Di sinilah kejutan besarnya muncul. Jika kita menyingkirkan perasaan cemas sesaat dan mulai melihat data ilmiah yang keras, ceritanya berbalik seratus delapan puluh derajat. Kita sebenarnya sedang mengalami apa yang disebut oleh para pakar sebagai declinism. Ini adalah ilusi kognitif yang membuat kita merasa keadaan terus memburuk, padahal fakta empiris membuktikan sebaliknya. Coba kita lihat angka-angkanya bersama-sama. Angka kemiskinan ekstrem global telah anjlok dari sekitar 90% pada dua abad lalu menjadi kurang dari 10% hari ini. Angka harapan hidup manusia melonjak dua kali lipat hanya dalam seabad terakhir. Tingkat kematian ibu dan bayi ada di titik paling rendah dalam seluruh sejarah peradaban. Bahkan, meski berita konflik sering menghiasi layar ponsel, kenyataannya kita hidup di salah satu era paling damai jika diukur dari rasio kematian akibat peperangan. Secara saintifik, dunia tidak sedang hancur. Dunia kita justru secara fundamental jauh lebih sehat, lebih sejahtera, dan lebih aman dibandingkan zaman kakek-buyut kita.

V

Tentu saja, mengatakan dunia sudah lebih baik bukan berarti dunia kita sudah sempurna. Sama sekali tidak. Kita sadar betul bahwa kita masih punya segudang tantangan serius. Ketimpangan ekonomi, krisis iklim, dan kesehatan mental menuntut perhatian penuh kita. Namun, terjebak dalam ilusi declinism ini sangat berbahaya bagi mental kita. Kalau kita terus-menerus merasa dunia sudah pasti hancur, kita akan kehilangan motivasi untuk peduli. Keputusasaan itu melumpuhkan langkah kita, sedangkan data dan fakta memberikan kita pijakan untuk bangkit.
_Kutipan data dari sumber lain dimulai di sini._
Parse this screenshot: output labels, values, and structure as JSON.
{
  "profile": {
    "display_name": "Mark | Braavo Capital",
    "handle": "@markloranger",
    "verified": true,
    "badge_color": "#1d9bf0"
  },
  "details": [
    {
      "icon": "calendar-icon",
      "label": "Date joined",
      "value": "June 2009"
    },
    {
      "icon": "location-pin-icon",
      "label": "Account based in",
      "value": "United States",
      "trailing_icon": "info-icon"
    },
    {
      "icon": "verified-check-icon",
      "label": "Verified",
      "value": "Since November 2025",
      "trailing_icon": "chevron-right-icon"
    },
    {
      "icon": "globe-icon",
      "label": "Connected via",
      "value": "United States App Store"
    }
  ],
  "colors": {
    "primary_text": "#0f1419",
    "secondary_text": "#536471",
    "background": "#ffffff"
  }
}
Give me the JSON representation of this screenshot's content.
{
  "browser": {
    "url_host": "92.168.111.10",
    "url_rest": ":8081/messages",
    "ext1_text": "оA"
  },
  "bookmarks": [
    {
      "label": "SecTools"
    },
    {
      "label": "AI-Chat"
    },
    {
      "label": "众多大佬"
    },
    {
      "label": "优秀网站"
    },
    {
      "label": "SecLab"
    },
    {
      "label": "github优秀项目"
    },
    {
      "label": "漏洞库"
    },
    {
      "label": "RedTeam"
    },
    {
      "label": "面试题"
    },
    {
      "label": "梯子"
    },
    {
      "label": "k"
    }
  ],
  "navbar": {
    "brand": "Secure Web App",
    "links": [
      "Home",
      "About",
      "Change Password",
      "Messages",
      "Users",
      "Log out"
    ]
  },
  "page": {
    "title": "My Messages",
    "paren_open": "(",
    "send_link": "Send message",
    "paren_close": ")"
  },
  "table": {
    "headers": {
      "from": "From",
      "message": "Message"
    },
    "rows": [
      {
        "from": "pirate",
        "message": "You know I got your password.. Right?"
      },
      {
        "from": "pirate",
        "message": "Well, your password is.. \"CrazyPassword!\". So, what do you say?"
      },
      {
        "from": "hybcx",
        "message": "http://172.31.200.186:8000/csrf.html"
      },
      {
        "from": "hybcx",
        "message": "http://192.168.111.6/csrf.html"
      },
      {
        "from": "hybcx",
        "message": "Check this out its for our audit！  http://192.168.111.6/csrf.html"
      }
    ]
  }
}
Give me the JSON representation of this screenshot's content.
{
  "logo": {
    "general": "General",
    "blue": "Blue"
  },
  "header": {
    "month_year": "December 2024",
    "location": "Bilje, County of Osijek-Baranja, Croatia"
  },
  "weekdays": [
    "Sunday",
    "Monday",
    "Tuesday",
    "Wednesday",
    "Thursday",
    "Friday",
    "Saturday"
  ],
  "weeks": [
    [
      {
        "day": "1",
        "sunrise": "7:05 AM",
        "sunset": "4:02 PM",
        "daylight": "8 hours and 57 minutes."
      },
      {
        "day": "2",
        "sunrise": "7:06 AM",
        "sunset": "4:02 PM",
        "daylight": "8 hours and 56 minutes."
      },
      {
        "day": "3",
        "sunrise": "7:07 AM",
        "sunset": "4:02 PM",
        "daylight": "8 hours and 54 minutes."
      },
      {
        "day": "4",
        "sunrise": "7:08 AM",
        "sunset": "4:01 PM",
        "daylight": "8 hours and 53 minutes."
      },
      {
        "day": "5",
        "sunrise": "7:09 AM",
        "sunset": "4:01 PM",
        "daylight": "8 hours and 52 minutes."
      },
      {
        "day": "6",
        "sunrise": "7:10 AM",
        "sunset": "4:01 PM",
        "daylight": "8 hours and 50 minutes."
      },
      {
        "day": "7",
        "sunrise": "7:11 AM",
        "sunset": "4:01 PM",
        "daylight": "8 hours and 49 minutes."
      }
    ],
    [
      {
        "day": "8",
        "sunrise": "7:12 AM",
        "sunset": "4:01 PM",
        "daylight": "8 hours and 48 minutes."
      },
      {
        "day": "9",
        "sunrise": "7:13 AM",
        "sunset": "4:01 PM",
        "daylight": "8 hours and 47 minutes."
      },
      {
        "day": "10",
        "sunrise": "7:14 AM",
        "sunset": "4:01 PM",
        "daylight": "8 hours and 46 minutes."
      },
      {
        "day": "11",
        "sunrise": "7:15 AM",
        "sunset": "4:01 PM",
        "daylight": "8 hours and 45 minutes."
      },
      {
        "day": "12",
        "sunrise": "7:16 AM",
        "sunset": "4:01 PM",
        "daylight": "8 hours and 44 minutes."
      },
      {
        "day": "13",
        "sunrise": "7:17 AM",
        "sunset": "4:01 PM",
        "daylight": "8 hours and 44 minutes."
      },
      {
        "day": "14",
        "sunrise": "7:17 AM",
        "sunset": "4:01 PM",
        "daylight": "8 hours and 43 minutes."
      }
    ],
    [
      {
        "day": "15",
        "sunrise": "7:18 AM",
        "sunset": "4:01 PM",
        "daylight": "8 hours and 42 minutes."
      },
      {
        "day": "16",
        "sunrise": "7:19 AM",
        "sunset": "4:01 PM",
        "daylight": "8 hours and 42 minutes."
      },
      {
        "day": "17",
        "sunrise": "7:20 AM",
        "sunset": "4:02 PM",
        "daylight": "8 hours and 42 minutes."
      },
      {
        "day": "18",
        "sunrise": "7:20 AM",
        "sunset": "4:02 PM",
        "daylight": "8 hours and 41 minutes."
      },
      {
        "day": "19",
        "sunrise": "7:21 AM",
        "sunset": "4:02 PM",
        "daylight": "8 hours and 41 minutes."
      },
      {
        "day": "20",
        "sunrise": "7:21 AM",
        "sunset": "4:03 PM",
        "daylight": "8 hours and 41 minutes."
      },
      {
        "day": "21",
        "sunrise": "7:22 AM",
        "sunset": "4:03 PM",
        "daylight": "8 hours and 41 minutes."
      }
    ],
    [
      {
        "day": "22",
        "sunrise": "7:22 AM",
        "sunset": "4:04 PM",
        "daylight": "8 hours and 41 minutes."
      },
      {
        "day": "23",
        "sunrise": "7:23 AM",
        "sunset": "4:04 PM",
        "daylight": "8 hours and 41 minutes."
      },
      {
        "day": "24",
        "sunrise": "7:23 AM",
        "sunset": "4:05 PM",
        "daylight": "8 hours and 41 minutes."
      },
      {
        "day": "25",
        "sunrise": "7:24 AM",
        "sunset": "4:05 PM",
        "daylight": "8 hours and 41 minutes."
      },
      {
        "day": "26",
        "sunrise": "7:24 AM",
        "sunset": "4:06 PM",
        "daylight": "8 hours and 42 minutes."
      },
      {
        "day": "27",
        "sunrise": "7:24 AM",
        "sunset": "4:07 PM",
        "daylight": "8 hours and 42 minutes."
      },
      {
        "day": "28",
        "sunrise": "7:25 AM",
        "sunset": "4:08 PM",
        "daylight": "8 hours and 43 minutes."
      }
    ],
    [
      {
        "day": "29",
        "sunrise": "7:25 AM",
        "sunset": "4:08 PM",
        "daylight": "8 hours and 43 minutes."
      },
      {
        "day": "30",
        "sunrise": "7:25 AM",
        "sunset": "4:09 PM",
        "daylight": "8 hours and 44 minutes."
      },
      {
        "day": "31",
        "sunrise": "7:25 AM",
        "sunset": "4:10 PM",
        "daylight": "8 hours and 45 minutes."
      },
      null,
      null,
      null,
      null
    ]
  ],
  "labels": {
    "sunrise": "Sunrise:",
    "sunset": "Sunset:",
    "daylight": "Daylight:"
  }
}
Menyadari bahwa umat manusia telah berhasil memecahkan begitu banyak masalah mengerikan di masa lalu, seharusnya menumbuhkan rasa optimis. Lain kali teman-teman merasa kewalahan dengan siklus berita buruk, tarik napas panjang. Ingatlah bahwa otak kita memang dirancang secara evolusioner untuk sedikit paranoid. Mari kita gunakan akal sehat dan empati kita untuk terus memperbaiki dunia, bukan sekadar meratapinya di kolom komentar.